Indeed, in the New York Mets’ first game after September 11, Piazza hit a game-winning, two-run homer off Atlanta reliever Steve Karsay at Shea Stadium, sending 41,235 fans into a frenzy and galvanizing a city still numb from the terrorist attacks just 10 days earlier.

“Oh yeah, they were crying tears of joy,” former Mets manager Bobby Valentine said on CBS Sports Radio’s Ferrall on the Bench, referring to the Mets’ faithful. “Emotions (were) being released. (It was) the idea that possibly the fears that they had were being somehow taken care of because of one swing of the bat. (He was) one of the greatest home run hitters and one of the best hitters the Mets have ever had.”

Piazza was enshrined in the Hall of Fame with Ken Griffey Jr. on Sunday, as each took decidedly different paths to Cooperstown. Griffey was the No. 1 overall pick in the 1987 draft. Piazza, meanwhile, was taken in the 62nd round a year later. As the 1,390th overall pick, Piazza is the lowest-drafted player ever inducted into the Hall of Fame.

“The great ones get to where they want to go – the ones that work hard every day, the ones that give everything they have,” Valentine said. “When you think of Mike Piazza, of course you think of the home runs. Of course you think of the greatness of his swing. But this is a guy who played as many games as any catcher in the history of baseball. He ran as hard as he could possibly run down to first base every time he hit a ball. If he hit it back to the mound, he was sprinting to first. If he hit a grounder to third base and the score was 10-0, he was sprinting to first. That just shows what that inner quality was all about.”

Piazza, 47, was a 12-time All-Star and 10-time Silver Slugger winner. A career .308 hitter with 427 home runs, he is considered by many the greatest offensive catcher in MLB history.

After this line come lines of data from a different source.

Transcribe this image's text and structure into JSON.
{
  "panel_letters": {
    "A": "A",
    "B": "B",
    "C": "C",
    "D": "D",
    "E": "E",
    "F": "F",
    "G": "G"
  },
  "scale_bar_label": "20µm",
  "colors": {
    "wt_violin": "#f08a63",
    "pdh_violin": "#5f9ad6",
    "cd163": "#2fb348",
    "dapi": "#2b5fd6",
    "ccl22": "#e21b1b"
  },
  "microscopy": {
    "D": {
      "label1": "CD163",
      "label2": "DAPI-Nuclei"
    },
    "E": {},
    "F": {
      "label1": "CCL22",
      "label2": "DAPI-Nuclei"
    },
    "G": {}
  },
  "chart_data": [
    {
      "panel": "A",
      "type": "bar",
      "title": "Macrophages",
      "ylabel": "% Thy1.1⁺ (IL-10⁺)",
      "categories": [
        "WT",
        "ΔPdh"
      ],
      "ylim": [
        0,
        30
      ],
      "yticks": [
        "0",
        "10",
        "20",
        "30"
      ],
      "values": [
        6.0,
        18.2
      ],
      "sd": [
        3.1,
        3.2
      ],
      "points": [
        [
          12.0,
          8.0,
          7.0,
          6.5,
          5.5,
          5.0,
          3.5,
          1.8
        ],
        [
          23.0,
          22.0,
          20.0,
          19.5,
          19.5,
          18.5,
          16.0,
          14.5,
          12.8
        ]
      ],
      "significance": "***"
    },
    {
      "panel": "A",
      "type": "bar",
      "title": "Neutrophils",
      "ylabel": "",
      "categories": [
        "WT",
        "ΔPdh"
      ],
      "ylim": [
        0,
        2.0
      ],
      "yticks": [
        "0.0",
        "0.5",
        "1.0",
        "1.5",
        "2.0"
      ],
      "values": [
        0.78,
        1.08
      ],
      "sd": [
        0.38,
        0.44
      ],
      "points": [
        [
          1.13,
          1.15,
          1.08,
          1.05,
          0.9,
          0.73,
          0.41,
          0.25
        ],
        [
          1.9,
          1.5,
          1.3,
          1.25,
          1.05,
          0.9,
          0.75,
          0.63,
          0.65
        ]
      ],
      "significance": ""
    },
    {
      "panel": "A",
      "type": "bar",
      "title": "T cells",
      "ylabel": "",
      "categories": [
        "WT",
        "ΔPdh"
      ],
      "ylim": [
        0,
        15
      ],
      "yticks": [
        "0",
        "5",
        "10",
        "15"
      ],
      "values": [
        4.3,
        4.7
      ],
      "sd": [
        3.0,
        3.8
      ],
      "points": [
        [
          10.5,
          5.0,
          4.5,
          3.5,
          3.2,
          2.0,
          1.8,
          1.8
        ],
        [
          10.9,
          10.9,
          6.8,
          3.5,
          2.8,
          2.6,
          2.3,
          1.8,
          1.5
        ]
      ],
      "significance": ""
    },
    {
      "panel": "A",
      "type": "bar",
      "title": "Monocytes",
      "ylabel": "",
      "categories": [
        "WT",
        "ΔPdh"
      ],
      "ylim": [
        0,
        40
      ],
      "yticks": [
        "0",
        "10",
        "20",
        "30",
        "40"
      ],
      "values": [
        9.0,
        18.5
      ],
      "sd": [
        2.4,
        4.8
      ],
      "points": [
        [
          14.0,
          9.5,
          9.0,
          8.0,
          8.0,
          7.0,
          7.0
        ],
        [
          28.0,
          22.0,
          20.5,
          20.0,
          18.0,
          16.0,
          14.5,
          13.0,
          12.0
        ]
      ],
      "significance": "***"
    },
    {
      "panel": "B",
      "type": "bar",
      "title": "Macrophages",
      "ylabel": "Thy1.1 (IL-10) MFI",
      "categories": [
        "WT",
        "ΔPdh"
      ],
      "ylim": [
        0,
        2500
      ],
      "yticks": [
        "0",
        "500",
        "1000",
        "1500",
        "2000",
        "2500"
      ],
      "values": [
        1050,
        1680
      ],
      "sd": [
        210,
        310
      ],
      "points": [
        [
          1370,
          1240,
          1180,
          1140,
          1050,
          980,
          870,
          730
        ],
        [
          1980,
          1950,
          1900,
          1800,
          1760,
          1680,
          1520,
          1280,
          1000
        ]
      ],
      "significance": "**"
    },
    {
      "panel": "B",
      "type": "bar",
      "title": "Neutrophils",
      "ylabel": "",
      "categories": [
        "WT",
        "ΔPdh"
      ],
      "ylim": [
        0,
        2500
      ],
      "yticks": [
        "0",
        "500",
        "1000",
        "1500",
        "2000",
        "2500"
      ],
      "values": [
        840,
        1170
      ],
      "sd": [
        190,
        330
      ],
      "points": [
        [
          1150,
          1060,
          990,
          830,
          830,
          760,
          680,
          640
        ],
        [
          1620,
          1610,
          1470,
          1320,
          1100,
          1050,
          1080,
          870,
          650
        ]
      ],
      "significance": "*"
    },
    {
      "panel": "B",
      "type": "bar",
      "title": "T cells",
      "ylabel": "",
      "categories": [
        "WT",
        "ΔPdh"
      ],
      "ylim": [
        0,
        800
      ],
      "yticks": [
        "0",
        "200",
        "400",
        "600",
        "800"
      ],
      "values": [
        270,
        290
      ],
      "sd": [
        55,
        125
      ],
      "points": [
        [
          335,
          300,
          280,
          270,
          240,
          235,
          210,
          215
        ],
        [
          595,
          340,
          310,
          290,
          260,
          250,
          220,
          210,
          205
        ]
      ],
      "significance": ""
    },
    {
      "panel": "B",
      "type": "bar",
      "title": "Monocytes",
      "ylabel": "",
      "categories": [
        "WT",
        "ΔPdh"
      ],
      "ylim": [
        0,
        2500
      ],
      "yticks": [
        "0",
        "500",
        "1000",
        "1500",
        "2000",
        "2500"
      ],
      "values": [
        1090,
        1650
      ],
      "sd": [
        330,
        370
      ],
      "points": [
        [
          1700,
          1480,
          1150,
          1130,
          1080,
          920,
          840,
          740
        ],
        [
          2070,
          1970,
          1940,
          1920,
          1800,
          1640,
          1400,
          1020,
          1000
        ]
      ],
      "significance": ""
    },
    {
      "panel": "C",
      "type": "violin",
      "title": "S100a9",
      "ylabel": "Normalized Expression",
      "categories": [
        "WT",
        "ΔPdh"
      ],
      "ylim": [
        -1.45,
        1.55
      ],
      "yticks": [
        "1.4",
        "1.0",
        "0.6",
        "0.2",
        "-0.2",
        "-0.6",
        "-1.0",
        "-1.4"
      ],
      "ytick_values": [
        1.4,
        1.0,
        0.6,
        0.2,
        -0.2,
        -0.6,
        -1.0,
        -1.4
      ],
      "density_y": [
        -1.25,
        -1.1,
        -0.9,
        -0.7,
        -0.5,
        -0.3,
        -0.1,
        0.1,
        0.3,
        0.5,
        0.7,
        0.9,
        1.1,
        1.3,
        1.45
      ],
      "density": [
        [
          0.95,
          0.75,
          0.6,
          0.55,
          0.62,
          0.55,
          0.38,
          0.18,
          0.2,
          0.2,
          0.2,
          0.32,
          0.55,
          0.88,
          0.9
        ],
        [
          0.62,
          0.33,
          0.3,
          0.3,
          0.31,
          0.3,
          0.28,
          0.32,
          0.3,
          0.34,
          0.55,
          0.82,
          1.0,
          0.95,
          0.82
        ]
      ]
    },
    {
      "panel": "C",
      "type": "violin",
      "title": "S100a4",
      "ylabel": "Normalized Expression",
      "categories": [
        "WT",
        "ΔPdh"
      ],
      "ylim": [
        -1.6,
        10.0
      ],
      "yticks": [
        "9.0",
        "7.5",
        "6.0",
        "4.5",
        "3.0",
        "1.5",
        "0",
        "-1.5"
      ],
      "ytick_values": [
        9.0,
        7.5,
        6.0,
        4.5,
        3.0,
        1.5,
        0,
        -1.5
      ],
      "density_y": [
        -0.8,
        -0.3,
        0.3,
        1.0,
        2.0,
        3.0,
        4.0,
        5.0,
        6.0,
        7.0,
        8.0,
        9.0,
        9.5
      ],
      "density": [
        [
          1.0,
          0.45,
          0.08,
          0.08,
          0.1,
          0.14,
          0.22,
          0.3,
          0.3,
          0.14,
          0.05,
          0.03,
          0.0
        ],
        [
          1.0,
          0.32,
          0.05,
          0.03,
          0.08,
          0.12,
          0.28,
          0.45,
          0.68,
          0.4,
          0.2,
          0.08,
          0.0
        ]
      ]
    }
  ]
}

“He was an inspiration to everyone around him,” Valentine said. “That he came from the 62nd round, that he never gave away an at-bat, that he believed in himself that he was going to be a Hall of Famer – I believe that was one of the driving forces in his play every day. He wasn’t going to settle for anything but the upper echelon. He belongs right beside the other great catchers in the history of baseball.”